Anyone who can help?


----------



## M123 (Aug 14, 2009)

Many of the big corporate firms like CC etc have Islamic finance. Job market in law is very competitive (as it is in the UK). 

I'm not a legal professional but have spoken to a few. One issue with things like Islamic finance, is that the experience you get here may not help career advancement should you return to the UK. 

Also a question about the job market 3 years in advance will be impossible to answer.

In terms of salary, there's a certain uniformity across the big firms. For example a lawyer in Islamic finance with about 5 years UK experience can get 40-50 thousand AED per month. Legal secretaries are probably around the 20-25k mark per month and surprisingly well paid.

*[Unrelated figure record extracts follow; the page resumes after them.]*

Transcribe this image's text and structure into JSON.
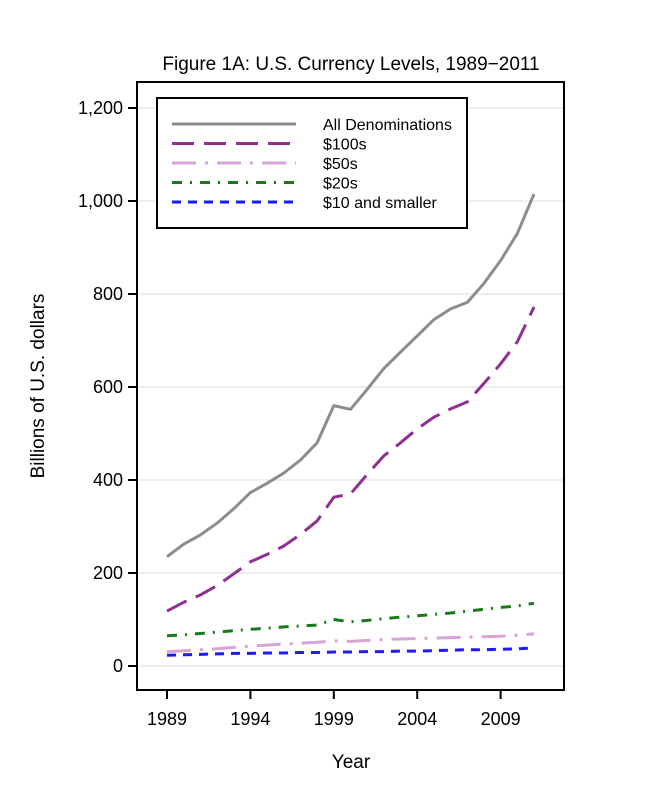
{
  "chart_data": {
    "type": "line",
    "title": "Figure 1A: U.S. Currency Levels, 1989−2011",
    "xlabel": "Year",
    "ylabel": "Billions of U.S. dollars",
    "xlim": [
      1989,
      2011
    ],
    "ylim": [
      0,
      1200
    ],
    "xticks": [
      1989,
      1994,
      1999,
      2004,
      2009
    ],
    "yticks": [
      0,
      200,
      400,
      600,
      800,
      1000,
      1200
    ],
    "ytick_labels": [
      "0",
      "200",
      "400",
      "600",
      "800",
      "1,000",
      "1,200"
    ],
    "grid": "horizontal",
    "legend_position": "top-left",
    "x": [
      1989,
      1990,
      1991,
      1992,
      1993,
      1994,
      1995,
      1996,
      1997,
      1998,
      1999,
      2000,
      2001,
      2002,
      2003,
      2004,
      2005,
      2006,
      2007,
      2008,
      2009,
      2010,
      2011
    ],
    "series": [
      {
        "name": "All Denominations",
        "color": "#8c8c8c",
        "dash": "solid",
        "values": [
          235,
          262,
          282,
          307,
          338,
          373,
          393,
          415,
          443,
          480,
          560,
          552,
          595,
          640,
          675,
          710,
          745,
          768,
          782,
          823,
          872,
          930,
          1015
        ]
      },
      {
        "name": "$100s",
        "color": "#8f2f91",
        "dash": "long-dash",
        "values": [
          118,
          137,
          153,
          173,
          198,
          224,
          240,
          258,
          283,
          312,
          363,
          370,
          412,
          452,
          480,
          510,
          535,
          553,
          568,
          608,
          650,
          697,
          772
        ]
      },
      {
        "name": "$50s",
        "color": "#d9a3d9",
        "dash": "long-dash-dot",
        "values": [
          31,
          33,
          35,
          37,
          40,
          43,
          45,
          47,
          49,
          51,
          54,
          53,
          55,
          57,
          58,
          59,
          60,
          61,
          62,
          63,
          64,
          66,
          69
        ]
      },
      {
        "name": "$20s",
        "color": "#1a7a1a",
        "dash": "dash-dot",
        "values": [
          65,
          67,
          70,
          73,
          76,
          79,
          81,
          84,
          86,
          88,
          100,
          95,
          98,
          102,
          105,
          108,
          111,
          114,
          118,
          122,
          126,
          129,
          135
        ]
      },
      {
        "name": "$10 and smaller",
        "color": "#1a1aff",
        "dash": "dash",
        "values": [
          23,
          24,
          25,
          26,
          27,
          27,
          28,
          28,
          29,
          29,
          30,
          30,
          31,
          31,
          32,
          32,
          33,
          34,
          35,
          35,
          36,
          37,
          39
        ]
      }
    ]
  }
}
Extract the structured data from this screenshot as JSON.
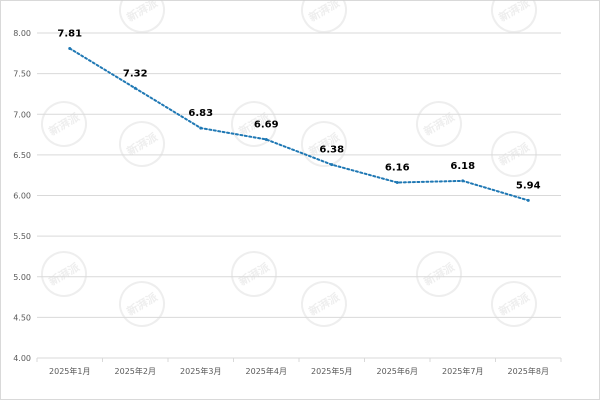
{
  "watermark": {
    "text": "新湃派"
  },
  "chart_data": {
    "type": "line",
    "categories": [
      "2025年1月",
      "2025年2月",
      "2025年3月",
      "2025年4月",
      "2025年5月",
      "2025年6月",
      "2025年7月",
      "2025年8月"
    ],
    "values": [
      7.81,
      7.32,
      6.83,
      6.69,
      6.38,
      6.16,
      6.18,
      5.94
    ],
    "data_labels": [
      "7.81",
      "7.32",
      "6.83",
      "6.69",
      "6.38",
      "6.16",
      "6.18",
      "5.94"
    ],
    "ylim": [
      4.0,
      8.0
    ],
    "yticks": [
      "4.00",
      "4.50",
      "5.00",
      "5.50",
      "6.00",
      "6.50",
      "7.00",
      "7.50",
      "8.00"
    ],
    "ytick_values": [
      4.0,
      4.5,
      5.0,
      5.5,
      6.0,
      6.5,
      7.0,
      7.5,
      8.0
    ],
    "grid": true,
    "line_style": "dotted",
    "title": "",
    "xlabel": "",
    "ylabel": "",
    "colors": {
      "line": "#1f78b4",
      "grid": "#d9d9d9",
      "tick_text": "#595959",
      "label_text": "#000000"
    }
  }
}
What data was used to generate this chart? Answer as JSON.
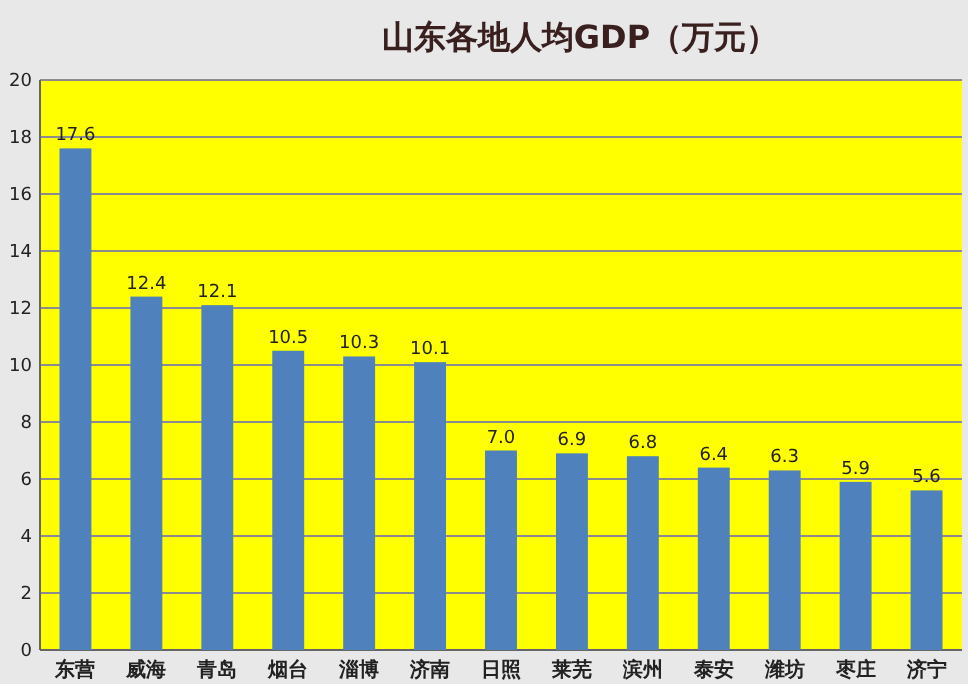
{
  "chart_data": {
    "type": "bar",
    "title": "山东各地人均GDP（万元）",
    "categories": [
      "东营",
      "威海",
      "青岛",
      "烟台",
      "淄博",
      "济南",
      "日照",
      "莱芜",
      "滨州",
      "泰安",
      "潍坊",
      "枣庄",
      "济宁"
    ],
    "values": [
      17.6,
      12.4,
      12.1,
      10.5,
      10.3,
      10.1,
      7.0,
      6.9,
      6.8,
      6.4,
      6.3,
      5.9,
      5.6
    ],
    "value_labels": [
      "17.6",
      "12.4",
      "12.1",
      "10.5",
      "10.3",
      "10.1",
      "7.0",
      "6.9",
      "6.8",
      "6.4",
      "6.3",
      "5.9",
      "5.6"
    ],
    "color": "#4f81bd",
    "ylim": [
      0,
      20
    ],
    "yticks": [
      0,
      2,
      4,
      6,
      8,
      10,
      12,
      14,
      16,
      18,
      20
    ],
    "grid": "y"
  }
}
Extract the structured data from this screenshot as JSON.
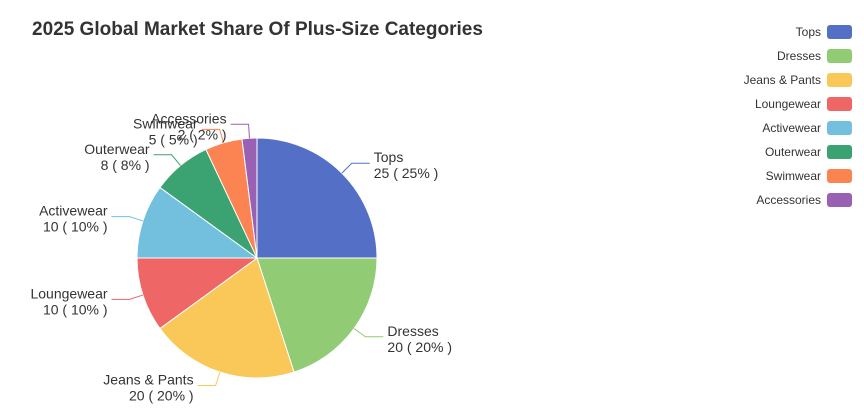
{
  "chart_data": {
    "type": "pie",
    "title": "2025 Global Market Share Of Plus-Size Categories",
    "categories": [
      "Tops",
      "Dresses",
      "Jeans & Pants",
      "Loungewear",
      "Activewear",
      "Outerwear",
      "Swimwear",
      "Accessories"
    ],
    "values": [
      25,
      20,
      20,
      10,
      10,
      8,
      5,
      2
    ],
    "percents": [
      25,
      20,
      20,
      10,
      10,
      8,
      5,
      2
    ],
    "colors": [
      "#5470c6",
      "#91cc75",
      "#fac858",
      "#ee6666",
      "#73c0de",
      "#3ba272",
      "#fc8452",
      "#9a60b4"
    ],
    "legend_position": "top-right"
  }
}
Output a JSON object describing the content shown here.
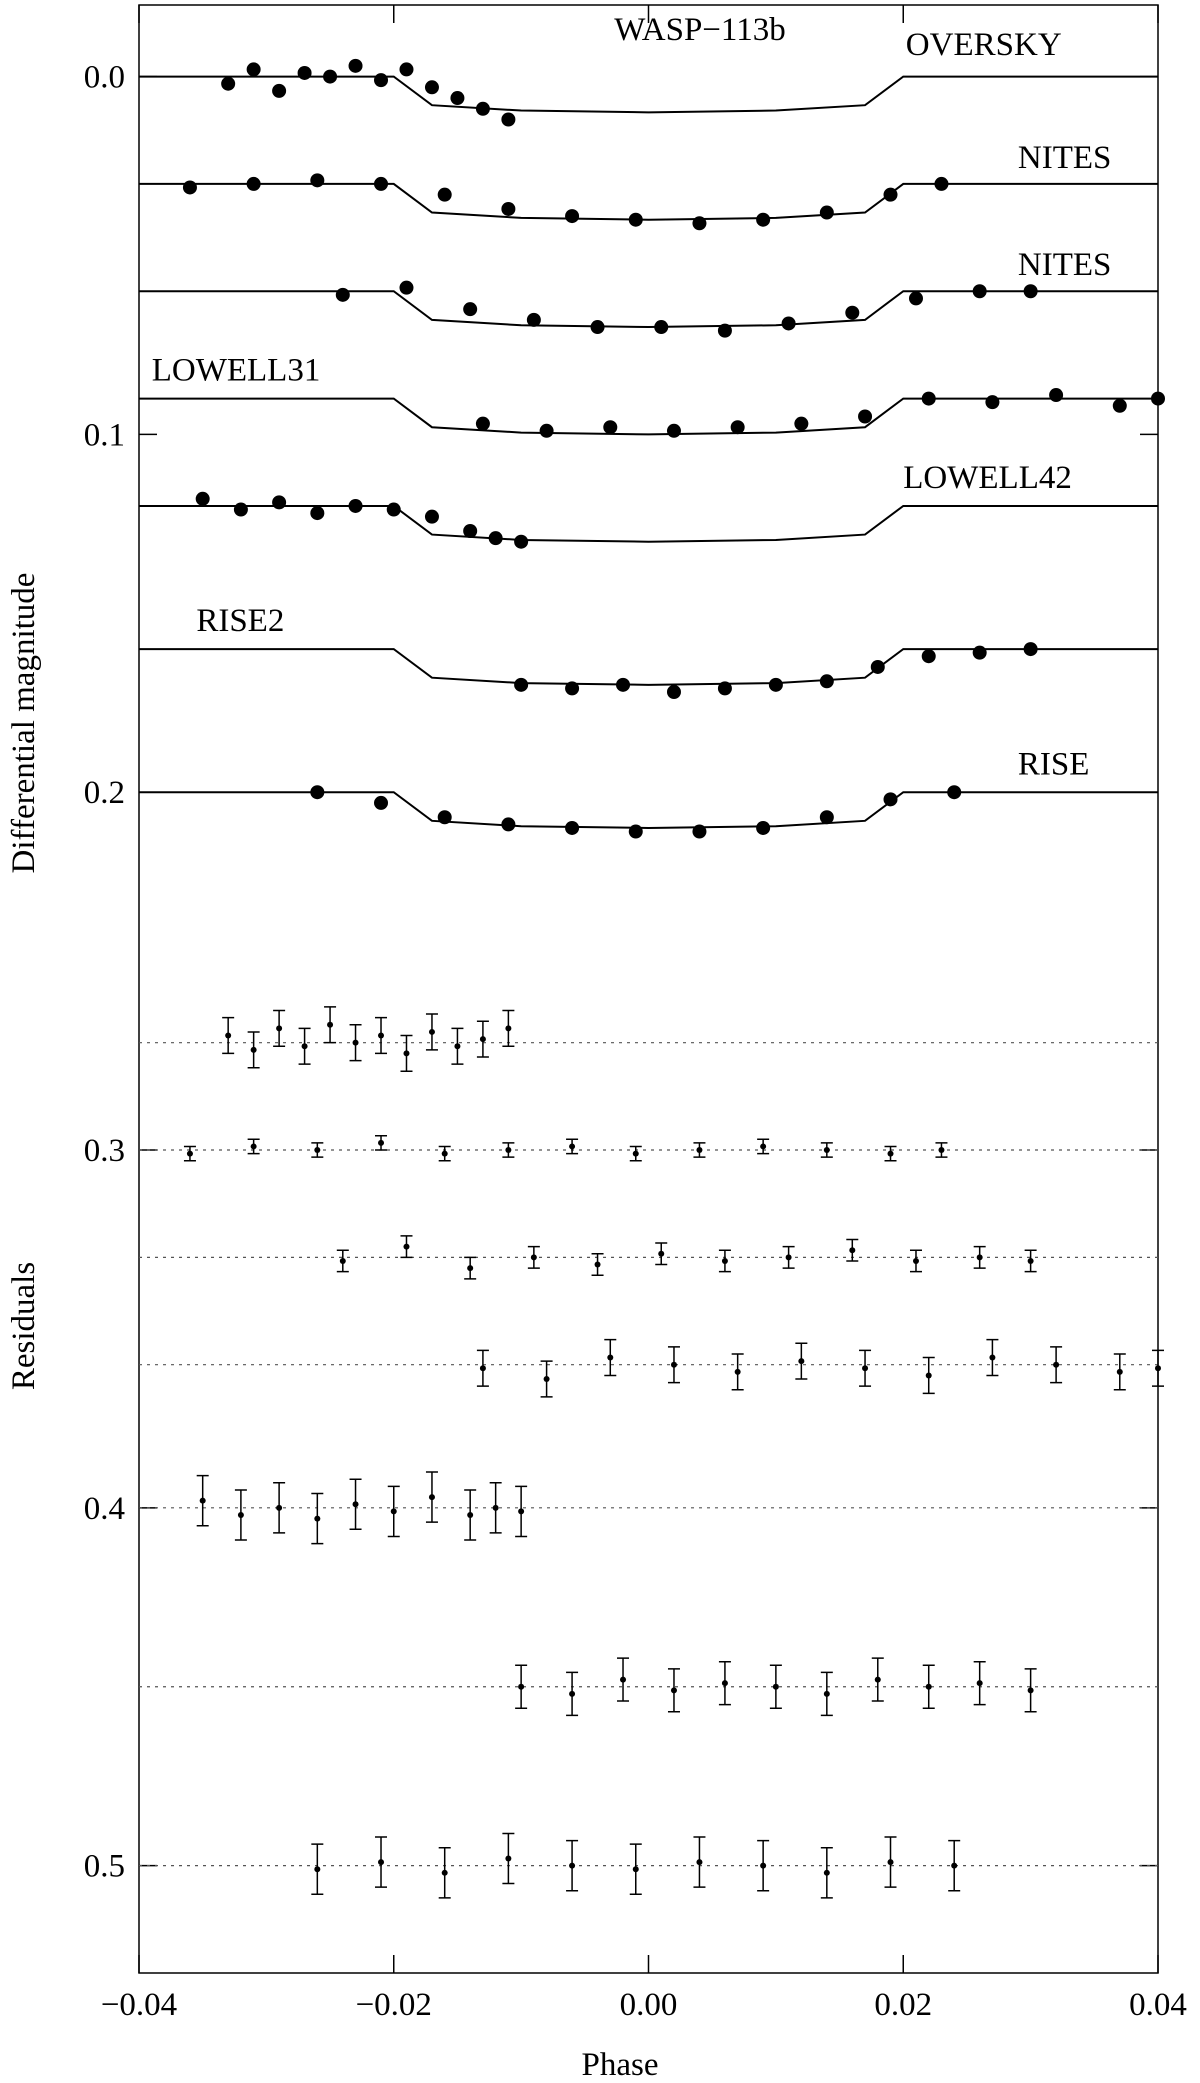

This is variable by firm, but this was info over a coffee one time with a Magic circle firm employee in UAE.


----------



## Racing_Goats (Sep 5, 2015)

I don't know much about legal specialisation in Islamic finance (or any other legal area really) but what i hear from the lawyers i know personally or through work is that there is high demand for legal professionals who deal with contracts, commercial law and dispute resolution.


----------



## The Rascal (Aug 6, 2014)

In 3 years everything here can (and probably will) change. What is correct now will probably be illegal in 2018/9.


----------



## TT365 (Oct 14, 2014)

What Rascal said 

I would start looking at firms and as you gain experience see if you know anyone who has worked out here and then ask them for advice, 3 years is a long time out here.


----------



## Khaleejeeyah (Dec 4, 2015)

M123 said:


> Many of the big corporate firms like CC etc have Islamic finance. Job market in law is very competitive (as it is in the UK).
> 
> I'm not a legal professional but have spoken to a few. One issue with things like Islamic finance, is that the experience you get here may not help career advancement should you return to the UK.
> 
> ...


Thanks so much for your useful insight! The Islamic legal sector in the UK is very much in its infancy, and is still very much an emerging market. Due to this, there arnt many opportunities yet in the UK in the sector. The plan is actually to migrate to the UAE for the long term, until at least retirement age. But if we do choose to return, the Islamic legal sector should be more established in the UK.


----------



## Khaleejeeyah (Dec 4, 2015)

Racing_Goats said:


> I don't know much about legal specialisation in Islamic finance (or any other legal area really) but what i hear from the lawyers i know personally or through work is that there is high demand for legal professionals who deal with contracts, commercial law and dispute resolution.


Yes your right. Its useful to know that, this early on in my career, so that I can specialise in an area of law in which I can get work in Dubai. No point in specialising in say, UK immigration law... probably not much scope out there in Dubai in that field. But then again, I could be wrong


----------



## Khaleejeeyah (Dec 4, 2015)

TT365 said:


> What Rascal said
> 
> I would start looking at firms and as you gain experience see if you know anyone who has worked out here and then ask them for advice, 3 years is a long time out here.


Great advice... Thanks so much ☺


----------